本文へスキップ

昔話と古いことば | 悠久録(長岡新聞コラム)

悠久録column

昔話と古いことば

 昔話である。「ムカシ、魚屋と篩(ふるい)屋は村の中を商売して歩いた」と。先頭に魚屋が立ち、「サカナ・サカナ」といって歩く。その後を篩屋が「フルイ・フルイ」と歩く。すると「サカナ・フルイ」になるので、どこに行っても商売にならなかった。
 魚屋が「お前と一緒に商いすると魚が売れない」として、2人でけんかになった。

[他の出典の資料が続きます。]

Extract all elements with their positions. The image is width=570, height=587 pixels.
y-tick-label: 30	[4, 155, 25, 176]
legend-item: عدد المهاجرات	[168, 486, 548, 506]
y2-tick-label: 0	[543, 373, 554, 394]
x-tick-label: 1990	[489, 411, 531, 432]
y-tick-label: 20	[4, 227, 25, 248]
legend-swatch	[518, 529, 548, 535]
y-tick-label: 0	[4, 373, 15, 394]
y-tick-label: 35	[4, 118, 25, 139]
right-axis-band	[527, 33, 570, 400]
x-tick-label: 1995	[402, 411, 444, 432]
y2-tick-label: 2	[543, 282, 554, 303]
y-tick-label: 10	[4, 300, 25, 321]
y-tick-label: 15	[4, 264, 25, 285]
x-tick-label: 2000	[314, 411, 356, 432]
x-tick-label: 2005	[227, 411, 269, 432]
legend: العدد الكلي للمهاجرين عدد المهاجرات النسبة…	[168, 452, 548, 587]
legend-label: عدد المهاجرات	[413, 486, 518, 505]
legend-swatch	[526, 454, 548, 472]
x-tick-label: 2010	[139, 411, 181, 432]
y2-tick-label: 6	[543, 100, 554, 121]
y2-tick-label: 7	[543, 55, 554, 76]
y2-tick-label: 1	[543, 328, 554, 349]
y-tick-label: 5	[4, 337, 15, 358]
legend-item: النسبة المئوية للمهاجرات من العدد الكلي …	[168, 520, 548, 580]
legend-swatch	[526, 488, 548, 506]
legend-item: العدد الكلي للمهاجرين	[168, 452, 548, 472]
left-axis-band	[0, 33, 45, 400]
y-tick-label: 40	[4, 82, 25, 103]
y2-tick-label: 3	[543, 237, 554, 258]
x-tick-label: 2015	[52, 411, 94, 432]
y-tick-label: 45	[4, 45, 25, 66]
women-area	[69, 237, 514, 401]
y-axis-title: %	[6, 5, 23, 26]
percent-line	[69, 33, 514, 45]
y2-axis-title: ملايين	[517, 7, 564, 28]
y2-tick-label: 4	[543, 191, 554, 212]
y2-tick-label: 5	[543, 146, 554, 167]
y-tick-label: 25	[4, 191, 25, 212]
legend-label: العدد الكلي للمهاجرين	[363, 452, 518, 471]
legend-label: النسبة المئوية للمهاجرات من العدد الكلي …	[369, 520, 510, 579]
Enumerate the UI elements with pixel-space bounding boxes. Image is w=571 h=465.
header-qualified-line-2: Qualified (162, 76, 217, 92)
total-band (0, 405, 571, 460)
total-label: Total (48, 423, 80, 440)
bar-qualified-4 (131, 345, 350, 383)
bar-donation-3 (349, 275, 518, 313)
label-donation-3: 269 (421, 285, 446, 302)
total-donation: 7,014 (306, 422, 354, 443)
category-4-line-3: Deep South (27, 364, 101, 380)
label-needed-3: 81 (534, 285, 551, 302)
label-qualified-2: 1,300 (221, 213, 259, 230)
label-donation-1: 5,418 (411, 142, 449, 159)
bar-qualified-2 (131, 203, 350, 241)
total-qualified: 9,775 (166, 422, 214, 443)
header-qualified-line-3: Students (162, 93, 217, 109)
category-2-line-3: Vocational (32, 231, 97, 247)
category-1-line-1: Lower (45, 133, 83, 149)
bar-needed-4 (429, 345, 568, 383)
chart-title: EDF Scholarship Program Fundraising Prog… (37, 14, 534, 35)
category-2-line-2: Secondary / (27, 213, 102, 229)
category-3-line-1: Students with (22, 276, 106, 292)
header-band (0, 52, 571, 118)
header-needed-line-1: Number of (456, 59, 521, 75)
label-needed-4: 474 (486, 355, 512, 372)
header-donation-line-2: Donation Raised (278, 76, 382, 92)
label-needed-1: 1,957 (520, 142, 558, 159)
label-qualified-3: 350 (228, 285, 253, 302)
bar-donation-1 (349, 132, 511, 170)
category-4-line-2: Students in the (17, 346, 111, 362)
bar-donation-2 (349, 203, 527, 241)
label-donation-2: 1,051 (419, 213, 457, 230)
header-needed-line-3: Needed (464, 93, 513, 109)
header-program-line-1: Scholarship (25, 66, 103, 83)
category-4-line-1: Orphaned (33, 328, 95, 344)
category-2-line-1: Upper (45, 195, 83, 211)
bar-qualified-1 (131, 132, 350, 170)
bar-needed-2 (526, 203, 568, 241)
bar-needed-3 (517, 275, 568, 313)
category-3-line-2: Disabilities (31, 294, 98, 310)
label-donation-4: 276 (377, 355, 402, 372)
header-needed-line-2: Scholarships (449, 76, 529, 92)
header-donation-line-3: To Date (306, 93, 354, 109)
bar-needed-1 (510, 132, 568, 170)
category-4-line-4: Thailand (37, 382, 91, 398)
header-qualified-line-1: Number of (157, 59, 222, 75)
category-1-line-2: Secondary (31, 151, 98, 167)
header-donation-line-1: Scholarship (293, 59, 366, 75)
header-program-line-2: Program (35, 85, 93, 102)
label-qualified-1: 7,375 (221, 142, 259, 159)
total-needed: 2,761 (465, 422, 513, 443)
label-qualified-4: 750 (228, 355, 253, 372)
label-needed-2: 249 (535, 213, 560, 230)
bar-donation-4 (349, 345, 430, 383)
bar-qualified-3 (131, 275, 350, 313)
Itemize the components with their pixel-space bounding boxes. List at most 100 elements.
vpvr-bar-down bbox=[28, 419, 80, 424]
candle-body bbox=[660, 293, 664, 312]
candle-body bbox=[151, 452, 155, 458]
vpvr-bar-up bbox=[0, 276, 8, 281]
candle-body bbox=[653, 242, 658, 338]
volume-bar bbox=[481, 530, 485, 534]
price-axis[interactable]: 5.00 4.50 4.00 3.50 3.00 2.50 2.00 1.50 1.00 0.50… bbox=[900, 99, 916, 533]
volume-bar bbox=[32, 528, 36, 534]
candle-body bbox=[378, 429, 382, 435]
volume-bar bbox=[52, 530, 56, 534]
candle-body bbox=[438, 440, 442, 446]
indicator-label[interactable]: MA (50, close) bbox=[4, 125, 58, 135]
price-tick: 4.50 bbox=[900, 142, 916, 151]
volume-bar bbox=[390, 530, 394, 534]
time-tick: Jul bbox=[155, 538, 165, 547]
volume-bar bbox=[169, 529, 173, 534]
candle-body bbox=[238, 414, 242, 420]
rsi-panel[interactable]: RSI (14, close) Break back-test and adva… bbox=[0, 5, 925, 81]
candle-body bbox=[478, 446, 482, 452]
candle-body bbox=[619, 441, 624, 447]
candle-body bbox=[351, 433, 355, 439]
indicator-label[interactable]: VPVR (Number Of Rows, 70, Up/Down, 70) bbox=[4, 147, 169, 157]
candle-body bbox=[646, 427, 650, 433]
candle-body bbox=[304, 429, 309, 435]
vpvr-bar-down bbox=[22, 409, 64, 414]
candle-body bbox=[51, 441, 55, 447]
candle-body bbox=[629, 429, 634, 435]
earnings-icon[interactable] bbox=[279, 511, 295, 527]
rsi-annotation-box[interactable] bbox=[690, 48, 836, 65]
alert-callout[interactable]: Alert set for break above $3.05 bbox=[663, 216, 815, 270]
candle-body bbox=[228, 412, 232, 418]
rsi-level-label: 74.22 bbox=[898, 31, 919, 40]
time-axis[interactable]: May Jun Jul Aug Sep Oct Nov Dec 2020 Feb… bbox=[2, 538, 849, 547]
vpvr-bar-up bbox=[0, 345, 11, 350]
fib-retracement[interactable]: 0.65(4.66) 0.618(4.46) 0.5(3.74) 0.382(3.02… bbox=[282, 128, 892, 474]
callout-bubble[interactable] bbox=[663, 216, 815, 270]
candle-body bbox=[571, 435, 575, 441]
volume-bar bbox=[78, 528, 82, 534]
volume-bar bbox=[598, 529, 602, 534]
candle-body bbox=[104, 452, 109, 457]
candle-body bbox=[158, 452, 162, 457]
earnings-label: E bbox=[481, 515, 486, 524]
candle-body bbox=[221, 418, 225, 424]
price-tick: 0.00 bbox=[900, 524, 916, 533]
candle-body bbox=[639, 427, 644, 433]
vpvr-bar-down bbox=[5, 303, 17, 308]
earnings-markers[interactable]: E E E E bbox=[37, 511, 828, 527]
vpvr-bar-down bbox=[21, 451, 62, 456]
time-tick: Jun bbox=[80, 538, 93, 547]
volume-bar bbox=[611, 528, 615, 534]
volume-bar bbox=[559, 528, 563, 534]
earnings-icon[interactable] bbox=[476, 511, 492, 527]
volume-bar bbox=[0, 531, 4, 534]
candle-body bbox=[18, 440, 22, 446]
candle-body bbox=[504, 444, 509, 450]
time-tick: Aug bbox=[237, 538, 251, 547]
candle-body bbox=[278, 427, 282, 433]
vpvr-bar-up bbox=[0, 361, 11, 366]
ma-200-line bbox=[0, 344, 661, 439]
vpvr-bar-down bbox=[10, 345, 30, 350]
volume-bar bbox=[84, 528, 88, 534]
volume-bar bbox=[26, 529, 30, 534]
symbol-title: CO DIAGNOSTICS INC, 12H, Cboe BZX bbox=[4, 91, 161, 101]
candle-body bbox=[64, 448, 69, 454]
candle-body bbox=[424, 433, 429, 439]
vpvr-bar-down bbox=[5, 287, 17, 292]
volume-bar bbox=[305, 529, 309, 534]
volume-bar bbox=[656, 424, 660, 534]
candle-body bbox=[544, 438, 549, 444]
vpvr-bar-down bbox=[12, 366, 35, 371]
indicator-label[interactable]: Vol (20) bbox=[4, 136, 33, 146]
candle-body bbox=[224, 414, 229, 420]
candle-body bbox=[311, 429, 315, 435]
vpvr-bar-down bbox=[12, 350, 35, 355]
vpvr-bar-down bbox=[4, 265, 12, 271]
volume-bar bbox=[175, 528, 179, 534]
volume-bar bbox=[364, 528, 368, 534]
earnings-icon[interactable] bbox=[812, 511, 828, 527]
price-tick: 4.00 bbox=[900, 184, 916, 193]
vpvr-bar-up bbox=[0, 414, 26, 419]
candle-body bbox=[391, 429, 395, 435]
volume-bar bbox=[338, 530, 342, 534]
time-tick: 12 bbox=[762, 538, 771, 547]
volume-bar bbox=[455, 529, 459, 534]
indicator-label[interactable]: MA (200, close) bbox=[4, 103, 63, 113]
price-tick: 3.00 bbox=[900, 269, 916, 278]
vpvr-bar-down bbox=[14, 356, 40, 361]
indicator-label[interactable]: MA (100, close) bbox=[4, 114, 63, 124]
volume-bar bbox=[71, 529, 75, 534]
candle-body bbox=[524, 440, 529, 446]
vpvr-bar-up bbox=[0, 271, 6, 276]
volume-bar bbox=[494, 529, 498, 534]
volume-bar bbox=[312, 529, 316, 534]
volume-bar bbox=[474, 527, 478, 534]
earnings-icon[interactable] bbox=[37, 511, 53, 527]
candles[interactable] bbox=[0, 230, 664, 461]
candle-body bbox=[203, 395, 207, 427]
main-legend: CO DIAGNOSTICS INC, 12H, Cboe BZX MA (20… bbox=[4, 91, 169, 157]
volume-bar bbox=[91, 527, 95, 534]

そこへ古金屋が通りかかって、いさかいを聞く。「俺にいい考えがある。俺が最後を歩く。心配いらない」というので3人して商売した。「サカナ・サカナ/フルイ・フルイ/フルカネェ・フルカネェ/と声出して歩いた」と。古くから各地に伝わる昔話である。
 語り終わると会場から笑いが出る。このような昔話の語りが、いろいろな施設や学校などからお呼びがかかる。しかし今では、この話も子供たちにはなかなか通じない。篩は粉を選り分ける道具で、曲げ物の底に格子状に銅線などを張ったものを指す。だが、その道具を知らない子供たちが多くなった。
 だいたい篩という字は難しい。大人でもなかなか読めない。古金も鉄や銅製品の使い古したものを指すが、現在の鉄屑買いの商人ではない。鍋や釜の穴を修理したイモジ職(鋳物師)の人を指したもの。
 笊(ざる)や箕(み)などの漢字も読める人が少なくなった。箕は脱穀のとき殼・チリなどを選り分ける道具。竹や藤などを編んで作る。農作業には欠かせなかったが、生活様式が変わるにつれて失われて行った。そして言葉も消えていく。
 昔話はこうした古い言葉を残すという役割も担っている。(ひこぜん)


※「悠久録」は長岡新聞の一面コラムです。